Expiry Canary

Expiry Canary is a Firefox 3 or SeaMonkey 2 add-on to warn you about certificates which are about to expire. You can alter the warning period and the sites on which it activates, allowing site admins to have a backstop warning about certificate expiry and prevent embarrassing accidents (Google, Yahoo, LinkedIn).

You can find it in the sandbox on addons.mozilla.org for Firefox 3 or Seamonkey 2. Please add feedback :-) And if anyone is able to draw a better icon, please get in touch.

7 thoughts on “Expiry Canary

  1. Nice idea! Do you have a test server set up ? Also, the UI does not say what “nearly-expired” means.

  2. No test server – just visit any SSL website. If you want to see the message on a higher percentage of sites, set extensions.canary.warningPeriod to a high number of days. Incidentally, that’s the value of “nearly expired” as well :-) I may put that in the message at some point.

  3. Nice idea, even if it’s in the early dev stages (e.g. Preferences option is disabled!). I think the primary target audience for this is surely Web site administrators managing multiple secure certificates, usually with different expiry dates. To aid this, I think Expiry Canary needs the following:

    * A UI to add sites to monitor (a simple textarea to paste a bunch of top-level sites into would do to start with, though ultimately these will need editing for mistakes or removing etc.).

    * A way to display the list of sites in expiry date order.

    * Auto-re-polling of the sites (e.g. once a week or once a month) to see if a cert has had a renewal cert in place or indeed if the site no longer has an SSL cert.

    * An “in your face” dialogue box list of all sites within the “nearly expired” period when you first run Firefox at the start of the day (or after every 24 hours if someone runs it for more than a day).

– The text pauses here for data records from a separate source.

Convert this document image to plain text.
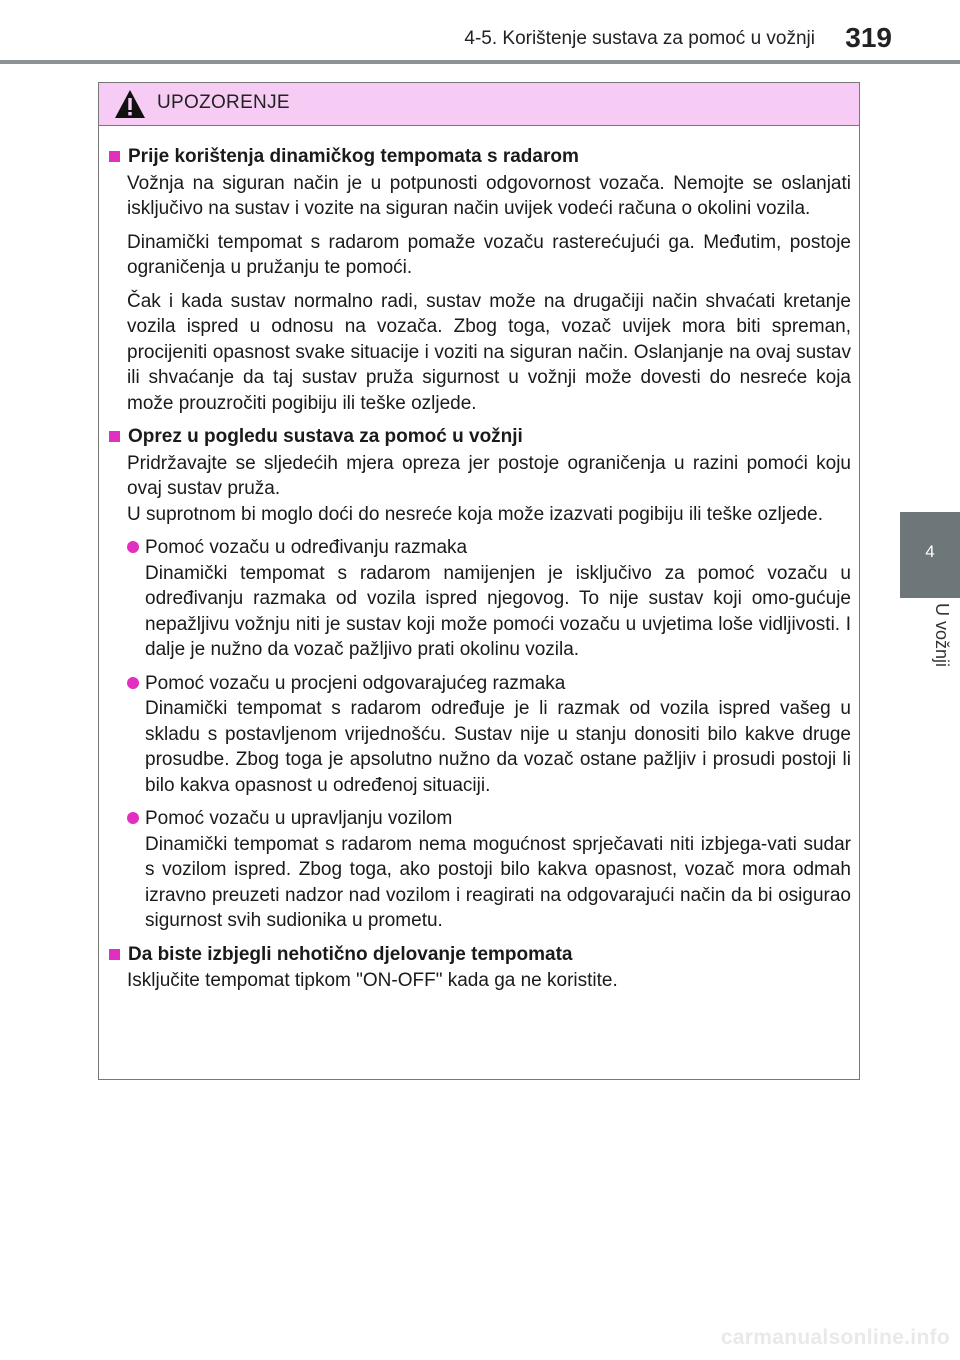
4-5. Korištenje sustava za pomoć u vožnji 319
4
U vožnji
UPOZORENJE
Prije korištenja dinamičkog tempomata s radarom

Vožnja na siguran način je u potpunosti odgovornost vozača. Nemojte se oslanjati isključivo na sustav i vozite na siguran način uvijek vodeći računa o okolini vozila.

Dinamički tempomat s radarom pomaže vozaču rasterećujući ga. Međutim, postoje ograničenja u pružanju te pomoći.

Čak i kada sustav normalno radi, sustav može na drugačiji način shvaćati kretanje vozila ispred u odnosu na vozača. Zbog toga, vozač uvijek mora biti spreman, procijeniti opasnost svake situacije i voziti na siguran način. Oslanjanje na ovaj sustav ili shvaćanje da taj sustav pruža sigurnost u vožnji može dovesti do nesreće koja može prouzročiti pogibiju ili teške ozljede.

Oprez u pogledu sustava za pomoć u vožnji
Pridržavajte se sljedećih mjera opreza jer postoje ograničenja u razini pomoći koju ovaj sustav pruža.
U suprotnom bi moglo doći do nesreće koja može izazvati pogibiju ili teške ozljede.
Pomoć vozaču u određivanju razmaka
Dinamički tempomat s radarom namijenjen je isključivo za pomoć vozaču u određivanju razmaka od vozila ispred njegovog. To nije sustav koji omo-gućuje nepažljivu vožnju niti je sustav koji može pomoći vozaču u uvjetima loše vidljivosti. I dalje je nužno da vozač pažljivo prati okolinu vozila.
Pomoć vozaču u procjeni odgovarajućeg razmaka
Dinamički tempomat s radarom određuje je li razmak od vozila ispred vašeg u skladu s postavljenom vrijednošću. Sustav nije u stanju donositi bilo kakve druge prosudbe. Zbog toga je apsolutno nužno da vozač ostane pažljiv i prosudi postoji li bilo kakva opasnost u određenoj situaciji.
Pomoć vozaču u upravljanju vozilom
Dinamički tempomat s radarom nema mogućnost sprječavati niti izbjega-vati sudar s vozilom ispred. Zbog toga, ako postoji bilo kakva opasnost, vozač mora odmah izravno preuzeti nadzor nad vozilom i reagirati na odgovarajući način da bi osigurao sigurnost svih sudionika u prometu.
Da biste izbjegli nehotično djelovanje tempomata

Isključite tempomat tipkom "ON-OFF" kada ga ne koristite.

carmanualsonline.info
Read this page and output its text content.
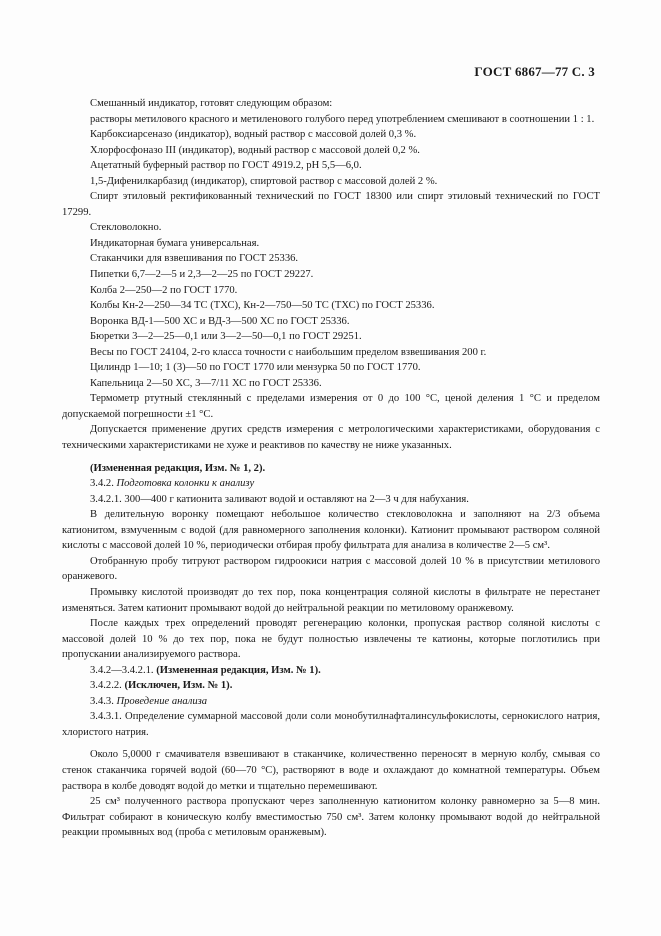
ГОСТ 6867—77 С. 3

Смешанный индикатор, готовят следующим образом:

растворы метилового красного и метиленового голубого перед употреблением смешивают в соотношении 1 : 1.

Карбоксиарсеназо (индикатор), водный раствор с массовой долей 0,3 %.

Хлорфосфоназо III (индикатор), водный раствор с массовой долей 0,2 %.

Ацетатный буферный раствор по ГОСТ 4919.2, pH 5,5—6,0.

1,5-Дифенилкарбазид (индикатор), спиртовой раствор с массовой долей 2 %.

Спирт этиловый ректификованный технический по ГОСТ 18300 или спирт этиловый технический по ГОСТ 17299.

Стекловолокно.

Индикаторная бумага универсальная.

Стаканчики для взвешивания по ГОСТ 25336.

Пипетки 6,7—2—5 и 2,3—2—25 по ГОСТ 29227.

Колба 2—250—2 по ГОСТ 1770.

Колбы Кн-2—250—34 ТС (ТХС), Кн-2—750—50 ТС (ТХС) по ГОСТ 25336.

Воронка ВД-1—500 ХС и ВД-3—500 ХС по ГОСТ 25336.

Бюретки 3—2—25—0,1 или 3—2—50—0,1 по ГОСТ 29251.

Весы по ГОСТ 24104, 2-го класса точности с наибольшим пределом взвешивания 200 г.

Цилиндр 1—10; 1 (3)—50 по ГОСТ 1770 или мензурка 50 по ГОСТ 1770.

Капельница 2—50 ХС, 3—7/11 ХС по ГОСТ 25336.

Термометр ртутный стеклянный с пределами измерения от 0 до 100 °С, ценой деления 1 °С и пределом допускаемой погрешности ±1 °С.

Допускается применение других средств измерения с метрологическими характеристиками, оборудования с техническими характеристиками не хуже и реактивов по качеству не ниже указанных.

(Измененная редакция, Изм. № 1, 2).

3.4.2. Подготовка колонки к анализу

3.4.2.1. 300—400 г катионита заливают водой и оставляют на 2—3 ч для набухания.

В делительную воронку помещают небольшое количество стекловолокна и заполняют на 2/3 объема катионитом, взмученным с водой (для равномерного заполнения колонки). Катионит промывают раствором соляной кислоты с массовой долей 10 %, периодически отбирая пробу фильтрата для анализа в количестве 2—5 см³.

Отобранную пробу титруют раствором гидроокиси натрия с массовой долей 10 % в присутствии метилового оранжевого.

Промывку кислотой производят до тех пор, пока концентрация соляной кислоты в фильтрате не перестанет изменяться. Затем катионит промывают водой до нейтральной реакции по метиловому оранжевому.

После каждых трех определений проводят регенерацию колонки, пропуская раствор соляной кислоты с массовой долей 10 % до тех пор, пока не будут полностью извлечены те катионы, которые поглотились при пропускании анализируемого раствора.

3.4.2—3.4.2.1. (Измененная редакция, Изм. № 1).

3.4.2.2. (Исключен, Изм. № 1).

3.4.3. Проведение анализа

3.4.3.1. Определение суммарной массовой доли соли монобутилнафталинсульфокислоты, сернокислого натрия, хлористого натрия.

Около 5,0000 г смачивателя взвешивают в стаканчике, количественно переносят в мерную колбу, смывая со стенок стаканчика горячей водой (60—70 °С), растворяют в воде и охлаждают до комнатной температуры. Объем раствора в колбе доводят водой до метки и тщательно перемешивают.

25 см³ полученного раствора пропускают через заполненную катионитом колонку равномерно за 5—8 мин. Фильтрат собирают в коническую колбу вместимостью 750 см³. Затем колонку промывают водой до нейтральной реакции промывных вод (проба с метиловым оранжевым).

    * Please make sure it’s easy to read whatever format you store the sites/expiry dates in, because I’d prefer to take a backup copy of that in case it gets corrupted…

  4. Richard: a lot of those features are better designed for something which actively polls sites, rather than notifying you as you visit them. That would be a different thing. Yes, it would be good to have a prefs UI, though. :-)

    The sites are stored in prefs.js in text form.

    Gerv

  5. I think that without my suggestions of tracking/re-polling/alerting a set of multiple secure cert sites, Expiry Canary would remain little more than a Nelson Muntz-errific “Ha-ha!” tool to be run by the temrinally curious only (“oh look, big company XYZ forgot to renew their cert – ha ha!”). The very people who should use this tool (the Webmasters maintaining the secure certs) won’t do so if it can’t handle auto-alerting them if any of the secure sites they manage have an about-to-expire secure cert – they shouldn’t need to visit each and every secure cert site each and every day to find out which ones are about to expire – that’s the computer’s job :-)

    I have 30 secure cert sites to maintain and sadly I’m sticking with my plain text file list of domains/expiry dates (I tend to get e-mail reminders from the cert issuer too, but better to play it safe in case I miss/delete one of those e-mails). An improved Expiry Canary extension would make my life a lot easier, but the current one doesn’t really help me much. As an end-user, the way Expiry Canary works is probably OK (and I think you should keep that mode for casual users), but for the secure site maintainers, it needs beefing up somewhat. And, no, a separate extension really doesn’t make much sense to me – it should be useful to both types of user (as it stands now, Expiry Canary is more of an “embarrassment alert” tool for the amusement of Web surfers than an aid to secure site Webmasters).